The MDC-Alliance two weeks ago finally decided to unilaterally cut its list of demands to two, from 10 or more electoral reforms which they have been making since losing the 2013 harmonised elections after spending five years in the Inclusive Government.

Alliance leader and presidential candidate Nelson Chamisa said the other demands were frivolous. The remaining, non-frivolous demands focus on the printing, storage and distribution of the ballot papers. They want the political parties to be directly involved in these processes.

One thing the new administration of President Mnangagwa has done is to open up the democratic space in a way nobody expected, least of all the opposition. So far the MDC-Alliance has held more than 60 rallies across the country, far more than the ruling Zanu-PF. They have been to every corner of the country unhindered.

The effect of this freedom has been to undercut the opposition’s grievance-filled campaign messages over the years.

They cannot claim political harassment or violence. They cannot claim lack of media coverage across the board. Foreign observers have been invited from across the world, so such claims would be totally spurious and unhelpful. That culture belonged to the Mugabe administration. Yet surveys forecast they are going to lose the July 30 elections.

In a way that explains why the MDC-Alliance has decided to go technical in its grievances, focusing on the rigging mantra and intimidation of the Zimbabwe Electoral Commission. Tellingly, Mr Chamisa has been vicious in his attacks on ZEC chair Justice Priscilla Chigumba for refusing to bend the law to suit the Alliance’s wishes.

It is on this last point where the private media and the whole galaxy of very senior lawyers in the MDC has been found to be playing accessory to a conspiracy to mutilate the law in a bid to wring even a narrow victory for Chamisa.

The Constitution is explicit at Section 239, “Functions of Zimbabwe Electoral Commission” subsection (g) that it is ZEC’s sole mandate “to design, print and distribute ballot papers, approve the form of and procure ballot boxes, and establish and operate polling centres”. It is these constitutional functions which the MDC-Alliance wants to usurp from ZEC.

Sadly, lawyers in the party, including its leader Advocate Chamisa, have been misleading voters that it is ZEC which is denying them the right to oversee the handing of the voting materials. For their part, the private media have reported on this patently illegal demands as if they were legitimate.

They have attacked ZEC and its chair for refusing to bend the law and have gone further to justify the MDC-Alliance’s demonstrations in pursuit of the same.

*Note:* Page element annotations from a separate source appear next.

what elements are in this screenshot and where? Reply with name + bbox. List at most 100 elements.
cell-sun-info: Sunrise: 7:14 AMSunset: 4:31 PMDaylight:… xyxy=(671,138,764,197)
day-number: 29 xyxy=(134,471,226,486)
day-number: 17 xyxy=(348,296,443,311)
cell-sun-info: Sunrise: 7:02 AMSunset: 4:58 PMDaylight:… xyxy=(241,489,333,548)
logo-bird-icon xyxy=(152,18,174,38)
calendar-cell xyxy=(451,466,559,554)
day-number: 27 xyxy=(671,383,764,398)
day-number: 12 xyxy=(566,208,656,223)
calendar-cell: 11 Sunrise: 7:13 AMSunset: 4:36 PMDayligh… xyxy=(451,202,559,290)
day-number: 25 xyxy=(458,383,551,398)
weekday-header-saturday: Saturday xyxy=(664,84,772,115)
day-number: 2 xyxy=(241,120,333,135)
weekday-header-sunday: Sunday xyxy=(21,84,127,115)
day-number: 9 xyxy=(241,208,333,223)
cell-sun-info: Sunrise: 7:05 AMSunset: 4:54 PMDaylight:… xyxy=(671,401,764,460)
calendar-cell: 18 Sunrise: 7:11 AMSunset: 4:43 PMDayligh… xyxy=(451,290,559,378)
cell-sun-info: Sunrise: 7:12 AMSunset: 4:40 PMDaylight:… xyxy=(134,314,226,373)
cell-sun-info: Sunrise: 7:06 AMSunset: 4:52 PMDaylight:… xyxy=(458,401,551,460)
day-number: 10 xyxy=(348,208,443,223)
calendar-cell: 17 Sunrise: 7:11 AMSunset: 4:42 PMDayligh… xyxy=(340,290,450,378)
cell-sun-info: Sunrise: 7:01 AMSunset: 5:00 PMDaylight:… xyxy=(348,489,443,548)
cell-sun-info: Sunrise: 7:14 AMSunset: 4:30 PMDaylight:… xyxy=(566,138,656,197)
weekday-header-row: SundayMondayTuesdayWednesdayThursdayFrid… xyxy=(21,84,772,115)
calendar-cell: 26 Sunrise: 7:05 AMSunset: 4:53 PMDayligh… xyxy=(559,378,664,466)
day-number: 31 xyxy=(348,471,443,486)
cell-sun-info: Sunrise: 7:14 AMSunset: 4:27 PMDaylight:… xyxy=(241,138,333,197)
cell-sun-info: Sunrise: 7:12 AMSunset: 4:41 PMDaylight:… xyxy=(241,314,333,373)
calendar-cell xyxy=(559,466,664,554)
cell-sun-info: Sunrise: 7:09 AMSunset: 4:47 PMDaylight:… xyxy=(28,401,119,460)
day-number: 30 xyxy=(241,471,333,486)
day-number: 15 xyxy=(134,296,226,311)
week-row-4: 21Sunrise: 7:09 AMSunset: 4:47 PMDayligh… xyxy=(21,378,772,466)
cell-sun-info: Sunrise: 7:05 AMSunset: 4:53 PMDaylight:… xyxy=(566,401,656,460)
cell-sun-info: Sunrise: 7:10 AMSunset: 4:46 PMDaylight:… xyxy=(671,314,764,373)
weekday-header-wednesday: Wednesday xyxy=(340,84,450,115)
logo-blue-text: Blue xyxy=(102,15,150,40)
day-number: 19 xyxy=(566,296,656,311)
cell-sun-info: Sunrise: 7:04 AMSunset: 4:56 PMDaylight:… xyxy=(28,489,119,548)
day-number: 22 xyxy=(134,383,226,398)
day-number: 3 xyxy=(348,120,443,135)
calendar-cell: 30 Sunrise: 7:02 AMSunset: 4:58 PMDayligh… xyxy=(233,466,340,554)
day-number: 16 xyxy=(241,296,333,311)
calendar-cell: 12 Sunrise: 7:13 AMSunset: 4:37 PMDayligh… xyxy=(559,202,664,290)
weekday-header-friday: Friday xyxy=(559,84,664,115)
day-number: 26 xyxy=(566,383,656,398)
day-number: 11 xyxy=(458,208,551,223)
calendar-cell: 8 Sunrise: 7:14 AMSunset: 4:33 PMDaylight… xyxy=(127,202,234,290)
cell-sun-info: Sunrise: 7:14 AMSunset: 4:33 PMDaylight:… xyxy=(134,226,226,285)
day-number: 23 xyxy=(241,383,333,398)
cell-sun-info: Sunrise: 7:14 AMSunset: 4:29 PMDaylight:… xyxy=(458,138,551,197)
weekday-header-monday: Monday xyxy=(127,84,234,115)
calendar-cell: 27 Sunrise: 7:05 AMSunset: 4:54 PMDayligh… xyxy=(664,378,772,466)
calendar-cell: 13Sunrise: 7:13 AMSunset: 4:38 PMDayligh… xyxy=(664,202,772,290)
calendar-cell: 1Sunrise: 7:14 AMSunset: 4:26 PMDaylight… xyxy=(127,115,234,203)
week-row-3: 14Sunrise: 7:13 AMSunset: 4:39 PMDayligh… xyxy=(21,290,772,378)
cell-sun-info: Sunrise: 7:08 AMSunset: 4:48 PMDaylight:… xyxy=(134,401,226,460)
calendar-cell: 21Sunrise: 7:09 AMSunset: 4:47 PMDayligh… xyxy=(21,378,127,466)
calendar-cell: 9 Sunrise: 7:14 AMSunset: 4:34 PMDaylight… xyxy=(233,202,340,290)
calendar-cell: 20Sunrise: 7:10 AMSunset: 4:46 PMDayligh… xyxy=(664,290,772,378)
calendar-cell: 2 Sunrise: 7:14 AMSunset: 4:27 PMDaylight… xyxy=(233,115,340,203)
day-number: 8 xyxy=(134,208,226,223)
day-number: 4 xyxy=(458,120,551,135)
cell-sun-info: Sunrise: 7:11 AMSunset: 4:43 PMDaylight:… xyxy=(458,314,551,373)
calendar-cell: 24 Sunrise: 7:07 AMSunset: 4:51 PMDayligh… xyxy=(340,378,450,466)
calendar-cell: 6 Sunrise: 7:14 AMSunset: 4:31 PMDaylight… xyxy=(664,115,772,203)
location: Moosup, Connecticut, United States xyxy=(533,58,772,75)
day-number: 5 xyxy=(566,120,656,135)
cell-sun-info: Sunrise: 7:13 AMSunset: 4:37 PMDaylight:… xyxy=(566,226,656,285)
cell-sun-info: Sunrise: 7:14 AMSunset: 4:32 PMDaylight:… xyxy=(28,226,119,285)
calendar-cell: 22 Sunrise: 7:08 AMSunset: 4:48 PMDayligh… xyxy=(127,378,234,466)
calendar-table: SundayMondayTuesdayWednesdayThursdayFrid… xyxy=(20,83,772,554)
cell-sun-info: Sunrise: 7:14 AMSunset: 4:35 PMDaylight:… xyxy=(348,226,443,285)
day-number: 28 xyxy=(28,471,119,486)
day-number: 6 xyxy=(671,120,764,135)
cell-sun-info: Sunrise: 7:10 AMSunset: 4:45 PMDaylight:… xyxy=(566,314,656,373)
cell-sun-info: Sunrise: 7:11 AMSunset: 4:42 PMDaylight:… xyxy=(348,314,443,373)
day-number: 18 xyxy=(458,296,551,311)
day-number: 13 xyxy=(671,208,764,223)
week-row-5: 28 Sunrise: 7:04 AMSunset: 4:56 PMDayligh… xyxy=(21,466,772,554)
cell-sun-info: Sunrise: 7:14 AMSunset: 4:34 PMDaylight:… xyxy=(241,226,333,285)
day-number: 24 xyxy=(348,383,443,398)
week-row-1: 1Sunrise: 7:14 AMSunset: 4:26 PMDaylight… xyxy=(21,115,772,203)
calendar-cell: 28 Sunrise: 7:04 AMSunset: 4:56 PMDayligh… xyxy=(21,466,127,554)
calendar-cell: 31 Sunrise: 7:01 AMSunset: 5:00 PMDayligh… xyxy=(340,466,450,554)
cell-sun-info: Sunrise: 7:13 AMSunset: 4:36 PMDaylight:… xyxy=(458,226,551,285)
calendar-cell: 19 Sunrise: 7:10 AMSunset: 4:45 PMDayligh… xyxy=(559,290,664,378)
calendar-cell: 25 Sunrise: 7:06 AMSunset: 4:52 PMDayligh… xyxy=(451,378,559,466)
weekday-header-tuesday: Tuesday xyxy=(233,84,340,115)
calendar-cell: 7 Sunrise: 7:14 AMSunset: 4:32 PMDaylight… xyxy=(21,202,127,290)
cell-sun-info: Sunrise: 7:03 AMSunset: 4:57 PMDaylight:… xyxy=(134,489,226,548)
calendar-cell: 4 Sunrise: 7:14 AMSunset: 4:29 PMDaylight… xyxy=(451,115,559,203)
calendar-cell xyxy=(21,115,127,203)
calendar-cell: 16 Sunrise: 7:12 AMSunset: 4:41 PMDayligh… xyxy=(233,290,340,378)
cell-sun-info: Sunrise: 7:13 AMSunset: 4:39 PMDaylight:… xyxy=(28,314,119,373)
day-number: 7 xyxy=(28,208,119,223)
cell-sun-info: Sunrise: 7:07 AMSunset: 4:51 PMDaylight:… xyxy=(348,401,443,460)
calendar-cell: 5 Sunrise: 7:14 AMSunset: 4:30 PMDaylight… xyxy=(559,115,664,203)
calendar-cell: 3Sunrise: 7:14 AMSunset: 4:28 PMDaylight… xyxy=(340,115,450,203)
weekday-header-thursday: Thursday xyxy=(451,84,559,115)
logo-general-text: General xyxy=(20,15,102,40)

The same media treated in a similarly conspiratorial fashion Chamisa and co-principal in the Alliance Tendai Biti’s threats that they will disregard the law and set up a parallel party structure to ZEC to announce the results of the forthcoming elections. Instead of condemning this, the private media reported it as if it was an option allowable at law.

We are happy that the new administration has exposed Zimbabweans to democracy. We like it also that the opposition has taken advantage of this to test our budding democracy to the limit. We are, therefore, chary when would-be national leaders who purport to be fighting for constitutionalism, want to break the law on the whim.

We worry even more when the media turns a blind eye to these infractions and instead attack those individuals who turn the spotlight on the law. It cannot and should not be change at any cost by any means.

Chamisa and his opposition partners have threatened a vigil outside ZEC offices next week. He said they want Chigumba to “do things in a manner that satisfies the minimum demands  . . . She thinks that she is the author of the law, the alpha and omega of wisdom. She is not, and must listen,” declared Chamisa this week.

These threats and insults must make every rational person cringe, coming from one who could be President one day.

True, Chigumba is not the author of the law and therefore cannot change it willy-nilly. More important, the law is clear that once the election date has been proclaimed by the President, no changes can be made relating to that election.

What Chamisa considers “minimum demands” regarding the ballot papers are outside the law.

It is that plain and the media should not play ignorant. It is not the way to entrench democracy.